First, in our study we adjusted our analyses of brain changes with depressive symptoms for the most common potential confounders, including age, sex, education, Mini-Mental State Examination (MMSE) score, life-style and vascular risk factors, physical functioning and antidepressant use. In the SMART-Medea study, blood investigations included renal and thyroid function tests, whereas full blood count was only available for part of the study population. Since the effect estimates and significance levels did not change after we additionally adjusted for renal and thyroid function tests, we do not expect that uraemia, hypothyroidism or hyperthyroidism accounted for the observed relations between brain changes and depressive symptoms in our study.

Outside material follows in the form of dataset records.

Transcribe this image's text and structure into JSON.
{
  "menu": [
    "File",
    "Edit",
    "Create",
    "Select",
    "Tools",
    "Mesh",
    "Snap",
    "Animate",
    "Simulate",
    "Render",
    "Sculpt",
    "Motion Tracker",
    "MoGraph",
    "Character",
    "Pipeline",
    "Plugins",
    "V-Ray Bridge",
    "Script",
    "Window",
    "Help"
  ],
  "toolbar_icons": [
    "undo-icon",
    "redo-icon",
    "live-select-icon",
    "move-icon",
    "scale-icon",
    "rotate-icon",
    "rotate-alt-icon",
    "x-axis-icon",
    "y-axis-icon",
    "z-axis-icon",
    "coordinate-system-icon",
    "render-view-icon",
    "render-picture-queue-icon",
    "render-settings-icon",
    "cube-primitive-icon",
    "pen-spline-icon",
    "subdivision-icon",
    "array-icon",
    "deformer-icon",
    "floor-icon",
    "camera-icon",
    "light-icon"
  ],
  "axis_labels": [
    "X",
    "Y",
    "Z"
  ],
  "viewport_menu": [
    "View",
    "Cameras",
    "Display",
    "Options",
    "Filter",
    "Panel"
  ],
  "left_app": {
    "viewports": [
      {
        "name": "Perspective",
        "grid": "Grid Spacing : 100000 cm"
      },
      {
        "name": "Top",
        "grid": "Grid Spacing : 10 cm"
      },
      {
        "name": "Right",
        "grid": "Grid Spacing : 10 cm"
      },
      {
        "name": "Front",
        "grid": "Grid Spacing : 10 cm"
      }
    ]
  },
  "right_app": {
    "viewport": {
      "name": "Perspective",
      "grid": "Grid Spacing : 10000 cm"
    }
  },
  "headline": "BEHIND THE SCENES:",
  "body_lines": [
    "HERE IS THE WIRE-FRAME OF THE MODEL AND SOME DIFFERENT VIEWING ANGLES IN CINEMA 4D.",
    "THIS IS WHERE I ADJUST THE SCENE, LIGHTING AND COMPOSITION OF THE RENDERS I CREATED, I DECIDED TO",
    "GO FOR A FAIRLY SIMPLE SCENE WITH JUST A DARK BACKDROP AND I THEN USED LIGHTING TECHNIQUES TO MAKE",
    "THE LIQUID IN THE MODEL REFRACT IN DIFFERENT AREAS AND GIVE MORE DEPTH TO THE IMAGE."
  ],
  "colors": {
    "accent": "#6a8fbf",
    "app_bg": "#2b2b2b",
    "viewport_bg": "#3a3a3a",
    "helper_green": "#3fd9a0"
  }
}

Second, subcortical infarcts on magnetic resonance imaging (MRI) were divided into lacunar infarcts (3–15 mm) and large subcortical infarcts (>15 mm). Although a grey area of uncertainty around the cut-off size of 15 mm for lacunar infarcts exists (Lodder, Reference Lodder2007), it is frequently used in the literature. Also, it has been recently argued that counting cavities >15 mm as lacunes should be done with caution, since many acute lacunar lesions will decrease in size over time (Potter et al. Reference Potter, Marlborough and Wardlaw2011).

Third, the Patient Health Questionnaire-9 (PHQ-9) is a brief and commonly used measure for assessing the severity of depressive symptoms, and has been well-validated in the general population (Kroenke et al. Reference Kroenke, Spitzer and Williams2001) and in patients with coronary heart disease (Thombs et al. Reference Thombs, Ziegelstein and Whooley2008). We therefore do not share the opinion that a method asking the respondent about the number of days that symptoms are present would necessarily be preferable. Further, our population had, on average, normal age-adjusted cognitive performance and few subjects in our sample scored below the normal range of global cognitive function; also, crude scores for immediate and delayed recall, mental flexibility, attention, processing speed and intelligence were previously shown to be comparable with age- and education-adjusted scores in another study that included independently living men (Muller et al. Reference Muller, Grobbee, Aleman, Bots and van der Schouw2007; Grool et al. Reference Grool, van der Graaf, Mali and Geerlings2011a). We therefore do not expect that the use of a self-report measure such as the PHQ-9 to assess subjective symptoms of anhedonia and concentration problems in this population will have led to unreliable information.